Can a fetus feel pain ?

When the baby pops out, or is cut out, they are generally given a vigorous slap it initiate breathing.

So I would think that the fetus is merely sleeping and can feel pain.

But then again I understand that circumcision isn’t really all that painful for a baby.

So is there any science on pain for a fetus ?

Yes, of course it feels pain. As it develops its anatomy becomes identical to that of a newborn. How much pain it feels and how it is able to process that pain is a little trickier to quantitate. I’d suggest looking online for assorted opinions. Beware that many sites may have a bias toward emphasizing how much pain a fetus can feel because the whole issue feeds into the abortion debate.
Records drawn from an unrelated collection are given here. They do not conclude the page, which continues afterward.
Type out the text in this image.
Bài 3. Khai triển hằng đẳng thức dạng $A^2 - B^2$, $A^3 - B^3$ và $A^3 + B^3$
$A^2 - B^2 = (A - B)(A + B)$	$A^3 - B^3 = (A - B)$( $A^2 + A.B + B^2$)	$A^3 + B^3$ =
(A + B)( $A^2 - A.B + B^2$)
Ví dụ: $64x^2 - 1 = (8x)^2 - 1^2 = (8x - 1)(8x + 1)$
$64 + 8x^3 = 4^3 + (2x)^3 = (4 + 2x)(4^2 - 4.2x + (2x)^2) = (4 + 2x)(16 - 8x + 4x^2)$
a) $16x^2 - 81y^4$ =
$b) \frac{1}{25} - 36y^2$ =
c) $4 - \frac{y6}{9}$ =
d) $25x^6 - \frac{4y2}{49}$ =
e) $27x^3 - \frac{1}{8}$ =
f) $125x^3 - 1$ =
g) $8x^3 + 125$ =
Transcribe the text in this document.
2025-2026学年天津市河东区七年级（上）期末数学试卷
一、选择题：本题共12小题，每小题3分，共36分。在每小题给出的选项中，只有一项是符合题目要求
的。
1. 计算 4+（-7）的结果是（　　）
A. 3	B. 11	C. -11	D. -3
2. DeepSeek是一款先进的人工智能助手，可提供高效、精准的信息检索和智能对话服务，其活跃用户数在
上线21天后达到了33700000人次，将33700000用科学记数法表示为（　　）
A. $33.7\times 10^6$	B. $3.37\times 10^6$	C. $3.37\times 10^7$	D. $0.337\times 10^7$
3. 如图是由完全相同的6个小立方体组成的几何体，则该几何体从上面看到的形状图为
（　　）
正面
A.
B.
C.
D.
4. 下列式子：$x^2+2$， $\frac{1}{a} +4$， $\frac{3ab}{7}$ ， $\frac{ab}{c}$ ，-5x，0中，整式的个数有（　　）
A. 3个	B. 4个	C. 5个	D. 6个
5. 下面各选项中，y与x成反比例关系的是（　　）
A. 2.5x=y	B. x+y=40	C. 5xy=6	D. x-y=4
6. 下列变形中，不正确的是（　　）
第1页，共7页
Most babies I’ve poked at or cut (and that’s a lot in my profession of emergency medicine) holler pretty good. They may not remember it later but it sure looks to me like it was pretty ordinary “pain.”

Then there’s the psychological pain of a unilateral decision to cut off part of the Package: enough for a Lifetime of Suffering http://www.norm.org/

I’ve heard that too, but then again who remembers?

Is that for real?

Finally! As a WASP male I can join the ranks of the victimized and bitch about something! :rolleyes:

I’m not sure what this sentence means. A baby in the womb has waking and sleeping periods. It swallows, excretes, and so on. Many babies suck their thumbs before birth, develop particular kicking habits, and so on. Mine always got hiccups. So an unborn baby is not always sleeping.

IME a newborn can certainly feel pain, and will let you know it very loudly. Unborn babies can too, but I don’t think we know the exact progression of development. Just because a baby doesn’t have much memory doesn’t mean he can’t feel pain.

It would depend on how far along the fetus is, I’d think. A fetus undergoes an awful lot of development; it starts with barely any brain at all.

Some doctors argue that they think fetuses can’t experience pain until around 28 weeks. Others say they’re wrong, and pain becomes possible eight weeks earlier than that. Very few people try to suggest anything earlier than 20 weeks.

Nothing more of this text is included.